As violence surges in "liberated" Iraq, auguring all-out civil war, the memory of this breast-beating moment – not to mention that unfortunate banner – mocks us across the years, haunting the families and friends of the fallen, Iraqis as well as Americans. Bush blithered on: "The tyrant," he intoned, "has fallen" – yes, and as a government of Shi'ite fundamentalists takes the helm, a new tyranny arises to take his place, put there by U.S. force of arms. With the liar, embezzler, and Iranian double agent Ahmed Chalabi installed as Iraq's oil minister, it is fair to ask: what is the nature of this "mission" we are supposed to have "accomplished"?

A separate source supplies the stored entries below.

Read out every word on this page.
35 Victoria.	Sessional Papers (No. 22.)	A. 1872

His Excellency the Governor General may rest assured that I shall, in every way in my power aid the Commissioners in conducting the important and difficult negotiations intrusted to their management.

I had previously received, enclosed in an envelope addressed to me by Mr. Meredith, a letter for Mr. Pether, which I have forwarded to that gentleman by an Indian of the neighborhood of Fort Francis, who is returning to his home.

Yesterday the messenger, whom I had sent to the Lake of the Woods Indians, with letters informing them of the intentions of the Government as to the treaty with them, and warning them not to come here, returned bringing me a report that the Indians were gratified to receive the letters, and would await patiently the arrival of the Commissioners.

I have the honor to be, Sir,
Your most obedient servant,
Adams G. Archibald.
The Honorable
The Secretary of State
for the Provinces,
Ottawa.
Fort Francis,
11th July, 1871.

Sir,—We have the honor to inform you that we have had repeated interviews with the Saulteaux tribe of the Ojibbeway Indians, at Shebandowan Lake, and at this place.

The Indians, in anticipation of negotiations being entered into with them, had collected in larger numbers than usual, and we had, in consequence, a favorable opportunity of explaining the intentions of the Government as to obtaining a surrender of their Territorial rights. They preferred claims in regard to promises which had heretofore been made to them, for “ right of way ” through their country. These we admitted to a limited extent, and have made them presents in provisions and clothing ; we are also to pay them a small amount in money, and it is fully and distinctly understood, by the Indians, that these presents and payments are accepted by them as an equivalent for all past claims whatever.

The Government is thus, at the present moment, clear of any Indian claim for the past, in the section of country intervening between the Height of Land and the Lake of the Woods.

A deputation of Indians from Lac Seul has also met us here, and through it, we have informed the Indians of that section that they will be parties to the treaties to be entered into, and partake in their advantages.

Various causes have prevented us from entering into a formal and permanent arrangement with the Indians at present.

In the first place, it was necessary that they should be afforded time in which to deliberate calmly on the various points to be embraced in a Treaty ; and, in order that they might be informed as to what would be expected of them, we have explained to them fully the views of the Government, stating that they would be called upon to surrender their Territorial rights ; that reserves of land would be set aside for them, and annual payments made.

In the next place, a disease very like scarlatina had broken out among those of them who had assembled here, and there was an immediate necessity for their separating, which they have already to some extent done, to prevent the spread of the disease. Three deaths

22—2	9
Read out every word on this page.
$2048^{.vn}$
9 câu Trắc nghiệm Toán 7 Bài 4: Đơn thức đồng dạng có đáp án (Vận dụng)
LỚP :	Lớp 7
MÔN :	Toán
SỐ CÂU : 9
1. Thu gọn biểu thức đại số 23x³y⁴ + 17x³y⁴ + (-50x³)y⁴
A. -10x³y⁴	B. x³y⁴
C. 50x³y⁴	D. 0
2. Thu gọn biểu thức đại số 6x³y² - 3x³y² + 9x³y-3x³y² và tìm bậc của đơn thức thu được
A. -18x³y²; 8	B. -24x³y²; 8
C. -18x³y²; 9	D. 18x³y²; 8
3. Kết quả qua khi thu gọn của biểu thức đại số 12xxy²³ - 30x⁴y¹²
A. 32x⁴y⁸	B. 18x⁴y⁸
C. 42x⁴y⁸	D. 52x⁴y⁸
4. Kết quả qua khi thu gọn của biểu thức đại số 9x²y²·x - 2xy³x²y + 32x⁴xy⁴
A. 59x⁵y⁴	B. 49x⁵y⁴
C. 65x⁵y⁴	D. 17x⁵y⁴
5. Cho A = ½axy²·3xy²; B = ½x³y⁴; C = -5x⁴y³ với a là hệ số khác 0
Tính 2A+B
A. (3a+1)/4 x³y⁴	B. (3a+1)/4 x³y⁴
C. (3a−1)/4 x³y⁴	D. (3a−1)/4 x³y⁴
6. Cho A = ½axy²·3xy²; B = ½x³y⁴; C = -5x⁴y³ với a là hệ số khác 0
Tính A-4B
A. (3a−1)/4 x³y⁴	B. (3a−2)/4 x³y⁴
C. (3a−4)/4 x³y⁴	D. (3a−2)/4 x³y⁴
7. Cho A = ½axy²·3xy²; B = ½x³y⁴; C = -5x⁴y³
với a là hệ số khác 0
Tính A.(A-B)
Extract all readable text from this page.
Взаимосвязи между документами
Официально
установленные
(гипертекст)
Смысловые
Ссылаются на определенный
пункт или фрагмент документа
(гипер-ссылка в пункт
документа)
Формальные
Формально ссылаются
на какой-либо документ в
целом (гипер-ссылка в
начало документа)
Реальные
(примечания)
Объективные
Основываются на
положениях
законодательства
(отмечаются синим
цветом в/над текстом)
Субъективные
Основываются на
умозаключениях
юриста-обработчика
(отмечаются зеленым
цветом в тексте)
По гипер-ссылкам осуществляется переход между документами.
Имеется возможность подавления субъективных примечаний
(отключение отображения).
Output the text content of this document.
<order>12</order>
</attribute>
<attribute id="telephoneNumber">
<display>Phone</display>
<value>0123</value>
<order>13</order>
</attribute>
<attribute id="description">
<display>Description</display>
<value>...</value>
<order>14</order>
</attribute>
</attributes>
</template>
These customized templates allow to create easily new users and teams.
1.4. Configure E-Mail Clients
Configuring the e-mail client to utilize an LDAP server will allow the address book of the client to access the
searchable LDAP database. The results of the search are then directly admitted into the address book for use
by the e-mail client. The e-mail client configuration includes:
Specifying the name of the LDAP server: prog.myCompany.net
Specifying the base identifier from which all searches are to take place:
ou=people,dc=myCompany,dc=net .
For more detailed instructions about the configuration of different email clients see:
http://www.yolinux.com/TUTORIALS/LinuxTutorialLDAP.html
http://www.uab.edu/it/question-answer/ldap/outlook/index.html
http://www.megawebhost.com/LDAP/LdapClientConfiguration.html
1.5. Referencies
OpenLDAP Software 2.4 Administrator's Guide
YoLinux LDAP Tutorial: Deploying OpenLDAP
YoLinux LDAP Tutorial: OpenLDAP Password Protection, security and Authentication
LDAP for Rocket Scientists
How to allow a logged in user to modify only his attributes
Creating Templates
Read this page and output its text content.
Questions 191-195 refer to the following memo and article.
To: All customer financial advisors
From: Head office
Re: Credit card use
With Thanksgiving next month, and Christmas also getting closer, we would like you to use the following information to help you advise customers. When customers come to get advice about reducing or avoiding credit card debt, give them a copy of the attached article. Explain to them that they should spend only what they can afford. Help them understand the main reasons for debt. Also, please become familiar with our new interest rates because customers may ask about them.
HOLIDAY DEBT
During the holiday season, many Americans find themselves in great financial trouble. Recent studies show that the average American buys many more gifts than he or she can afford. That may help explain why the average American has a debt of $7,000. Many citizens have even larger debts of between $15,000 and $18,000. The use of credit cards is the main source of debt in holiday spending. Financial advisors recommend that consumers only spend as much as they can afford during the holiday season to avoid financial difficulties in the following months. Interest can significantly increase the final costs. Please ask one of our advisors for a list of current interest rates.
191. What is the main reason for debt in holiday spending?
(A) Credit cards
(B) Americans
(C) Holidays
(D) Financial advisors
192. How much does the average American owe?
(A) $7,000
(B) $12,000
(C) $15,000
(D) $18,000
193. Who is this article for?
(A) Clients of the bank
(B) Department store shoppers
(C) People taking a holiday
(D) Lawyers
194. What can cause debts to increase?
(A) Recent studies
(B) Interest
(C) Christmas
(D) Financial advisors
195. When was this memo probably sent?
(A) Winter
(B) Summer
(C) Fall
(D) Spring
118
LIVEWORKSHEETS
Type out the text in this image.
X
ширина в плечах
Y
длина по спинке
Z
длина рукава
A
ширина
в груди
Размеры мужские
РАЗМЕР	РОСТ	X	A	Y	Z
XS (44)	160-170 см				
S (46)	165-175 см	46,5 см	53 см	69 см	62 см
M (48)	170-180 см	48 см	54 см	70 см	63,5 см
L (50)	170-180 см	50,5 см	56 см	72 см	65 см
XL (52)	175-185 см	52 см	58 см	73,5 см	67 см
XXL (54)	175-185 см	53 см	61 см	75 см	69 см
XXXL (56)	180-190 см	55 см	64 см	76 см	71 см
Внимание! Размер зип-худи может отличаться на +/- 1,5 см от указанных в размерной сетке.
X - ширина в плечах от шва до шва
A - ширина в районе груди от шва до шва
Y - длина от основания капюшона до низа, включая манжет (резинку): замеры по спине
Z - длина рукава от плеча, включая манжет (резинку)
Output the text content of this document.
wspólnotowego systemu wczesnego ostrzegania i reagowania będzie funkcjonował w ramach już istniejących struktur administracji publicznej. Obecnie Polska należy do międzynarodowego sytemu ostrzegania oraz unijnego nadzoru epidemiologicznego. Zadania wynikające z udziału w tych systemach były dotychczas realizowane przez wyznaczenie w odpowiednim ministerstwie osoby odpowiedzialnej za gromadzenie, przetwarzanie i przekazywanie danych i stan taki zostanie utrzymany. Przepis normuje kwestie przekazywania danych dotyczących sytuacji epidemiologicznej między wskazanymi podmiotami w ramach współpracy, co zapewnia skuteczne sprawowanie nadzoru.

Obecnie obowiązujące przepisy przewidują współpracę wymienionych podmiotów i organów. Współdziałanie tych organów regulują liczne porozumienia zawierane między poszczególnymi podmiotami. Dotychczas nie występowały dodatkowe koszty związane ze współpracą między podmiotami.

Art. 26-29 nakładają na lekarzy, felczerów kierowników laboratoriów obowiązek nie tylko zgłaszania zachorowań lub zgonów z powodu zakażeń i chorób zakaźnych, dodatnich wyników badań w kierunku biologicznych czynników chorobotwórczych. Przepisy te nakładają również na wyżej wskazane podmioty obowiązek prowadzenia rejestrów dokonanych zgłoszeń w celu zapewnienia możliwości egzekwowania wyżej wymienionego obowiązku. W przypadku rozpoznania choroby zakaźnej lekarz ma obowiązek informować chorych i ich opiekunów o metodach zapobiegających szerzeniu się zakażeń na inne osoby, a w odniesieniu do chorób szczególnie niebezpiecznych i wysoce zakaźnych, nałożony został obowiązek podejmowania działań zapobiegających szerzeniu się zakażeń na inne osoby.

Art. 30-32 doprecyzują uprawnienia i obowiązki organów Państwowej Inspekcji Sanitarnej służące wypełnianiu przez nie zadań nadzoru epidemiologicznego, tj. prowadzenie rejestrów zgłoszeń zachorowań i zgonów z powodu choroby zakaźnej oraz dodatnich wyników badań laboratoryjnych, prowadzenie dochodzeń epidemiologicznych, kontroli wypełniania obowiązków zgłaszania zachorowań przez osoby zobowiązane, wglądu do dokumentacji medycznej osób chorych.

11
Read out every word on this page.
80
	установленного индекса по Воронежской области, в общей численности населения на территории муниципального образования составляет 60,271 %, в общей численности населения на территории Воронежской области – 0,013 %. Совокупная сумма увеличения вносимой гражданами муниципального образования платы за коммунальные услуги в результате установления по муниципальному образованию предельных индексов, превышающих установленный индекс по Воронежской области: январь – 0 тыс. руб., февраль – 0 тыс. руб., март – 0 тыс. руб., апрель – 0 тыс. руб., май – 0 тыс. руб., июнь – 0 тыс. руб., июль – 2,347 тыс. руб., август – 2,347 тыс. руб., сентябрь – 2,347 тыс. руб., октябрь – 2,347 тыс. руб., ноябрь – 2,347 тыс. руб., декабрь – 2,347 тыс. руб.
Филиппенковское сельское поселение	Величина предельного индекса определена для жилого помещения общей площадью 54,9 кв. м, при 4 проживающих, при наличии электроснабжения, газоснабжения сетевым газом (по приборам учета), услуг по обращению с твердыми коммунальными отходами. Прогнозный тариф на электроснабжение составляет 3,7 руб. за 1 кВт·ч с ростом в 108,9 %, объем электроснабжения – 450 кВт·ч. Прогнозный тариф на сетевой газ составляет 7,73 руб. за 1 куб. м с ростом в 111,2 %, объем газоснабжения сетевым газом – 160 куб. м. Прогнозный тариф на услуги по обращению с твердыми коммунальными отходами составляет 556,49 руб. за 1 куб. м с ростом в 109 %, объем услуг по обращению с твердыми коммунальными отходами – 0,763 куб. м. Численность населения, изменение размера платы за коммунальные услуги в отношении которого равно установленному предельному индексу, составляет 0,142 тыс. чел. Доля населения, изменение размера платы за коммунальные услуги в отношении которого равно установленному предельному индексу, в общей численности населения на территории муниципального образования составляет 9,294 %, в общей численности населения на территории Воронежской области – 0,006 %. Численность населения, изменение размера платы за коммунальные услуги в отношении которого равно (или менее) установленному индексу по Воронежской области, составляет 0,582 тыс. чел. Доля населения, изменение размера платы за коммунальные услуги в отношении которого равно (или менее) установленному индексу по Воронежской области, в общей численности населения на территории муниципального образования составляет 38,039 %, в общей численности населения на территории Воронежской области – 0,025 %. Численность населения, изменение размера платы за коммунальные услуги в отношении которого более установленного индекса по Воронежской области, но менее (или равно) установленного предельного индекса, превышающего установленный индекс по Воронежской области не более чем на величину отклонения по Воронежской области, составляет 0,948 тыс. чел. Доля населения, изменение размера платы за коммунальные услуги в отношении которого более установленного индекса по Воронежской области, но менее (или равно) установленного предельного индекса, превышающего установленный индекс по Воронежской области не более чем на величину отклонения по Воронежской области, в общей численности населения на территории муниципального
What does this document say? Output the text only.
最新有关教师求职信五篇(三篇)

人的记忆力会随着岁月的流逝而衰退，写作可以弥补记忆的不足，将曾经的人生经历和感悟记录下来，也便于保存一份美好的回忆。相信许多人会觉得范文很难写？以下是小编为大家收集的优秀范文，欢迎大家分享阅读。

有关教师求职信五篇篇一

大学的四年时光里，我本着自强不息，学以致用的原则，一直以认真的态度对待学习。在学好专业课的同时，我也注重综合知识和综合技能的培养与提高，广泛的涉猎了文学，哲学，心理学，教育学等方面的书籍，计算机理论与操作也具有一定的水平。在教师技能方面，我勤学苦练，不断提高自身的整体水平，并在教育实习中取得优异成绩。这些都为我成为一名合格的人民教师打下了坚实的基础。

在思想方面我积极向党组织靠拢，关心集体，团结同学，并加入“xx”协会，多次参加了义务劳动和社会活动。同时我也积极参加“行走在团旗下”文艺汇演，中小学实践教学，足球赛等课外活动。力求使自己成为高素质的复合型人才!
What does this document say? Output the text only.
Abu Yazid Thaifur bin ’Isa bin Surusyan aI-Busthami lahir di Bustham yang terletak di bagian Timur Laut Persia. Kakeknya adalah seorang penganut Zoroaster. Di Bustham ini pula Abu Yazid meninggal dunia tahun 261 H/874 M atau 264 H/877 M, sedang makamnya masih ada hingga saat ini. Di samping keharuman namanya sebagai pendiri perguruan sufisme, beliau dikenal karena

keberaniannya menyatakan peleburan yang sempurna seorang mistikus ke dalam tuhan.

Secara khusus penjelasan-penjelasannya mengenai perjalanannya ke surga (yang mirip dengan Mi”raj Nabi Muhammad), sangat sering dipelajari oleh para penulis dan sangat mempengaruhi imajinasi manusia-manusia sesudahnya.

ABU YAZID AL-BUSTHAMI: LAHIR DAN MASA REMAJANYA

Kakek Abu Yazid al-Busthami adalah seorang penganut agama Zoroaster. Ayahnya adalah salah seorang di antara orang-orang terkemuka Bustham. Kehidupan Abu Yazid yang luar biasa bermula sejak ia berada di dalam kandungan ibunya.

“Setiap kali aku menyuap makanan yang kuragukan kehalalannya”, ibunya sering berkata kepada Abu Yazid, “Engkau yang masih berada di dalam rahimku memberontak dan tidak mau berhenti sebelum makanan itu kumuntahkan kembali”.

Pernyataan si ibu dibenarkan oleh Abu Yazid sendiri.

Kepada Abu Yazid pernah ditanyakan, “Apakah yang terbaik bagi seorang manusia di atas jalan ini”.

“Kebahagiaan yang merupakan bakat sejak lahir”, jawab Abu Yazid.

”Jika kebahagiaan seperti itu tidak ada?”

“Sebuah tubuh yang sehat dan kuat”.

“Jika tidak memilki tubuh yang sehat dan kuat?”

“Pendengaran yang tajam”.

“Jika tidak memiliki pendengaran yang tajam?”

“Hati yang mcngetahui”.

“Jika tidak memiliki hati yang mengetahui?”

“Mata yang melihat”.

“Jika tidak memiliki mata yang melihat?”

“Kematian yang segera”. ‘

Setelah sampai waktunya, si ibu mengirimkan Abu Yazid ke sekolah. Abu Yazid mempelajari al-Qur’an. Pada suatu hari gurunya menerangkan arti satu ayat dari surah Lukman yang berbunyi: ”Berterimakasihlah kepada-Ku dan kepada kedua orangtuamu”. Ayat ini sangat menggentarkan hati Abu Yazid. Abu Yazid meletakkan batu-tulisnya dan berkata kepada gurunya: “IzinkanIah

In his USS Lincoln speech, the president toted up our achievements thus far, claiming that we fought a war "for the peace of the world" – yet today the specter of a wider war looms over the entire Middle East, threatening to engulf Syria, Lebanon, Jordan, Iran, and even Egypt in a regional conflagration.

"In the images of fallen statues," Bush averred, "we have witnessed the arrival of a new era." That image of Saddam as a fallen idol amid a crowd of seeming thousands turns out to have been emblematic of the lies and media manipulation that characterized the War Party's strategy from the beginning.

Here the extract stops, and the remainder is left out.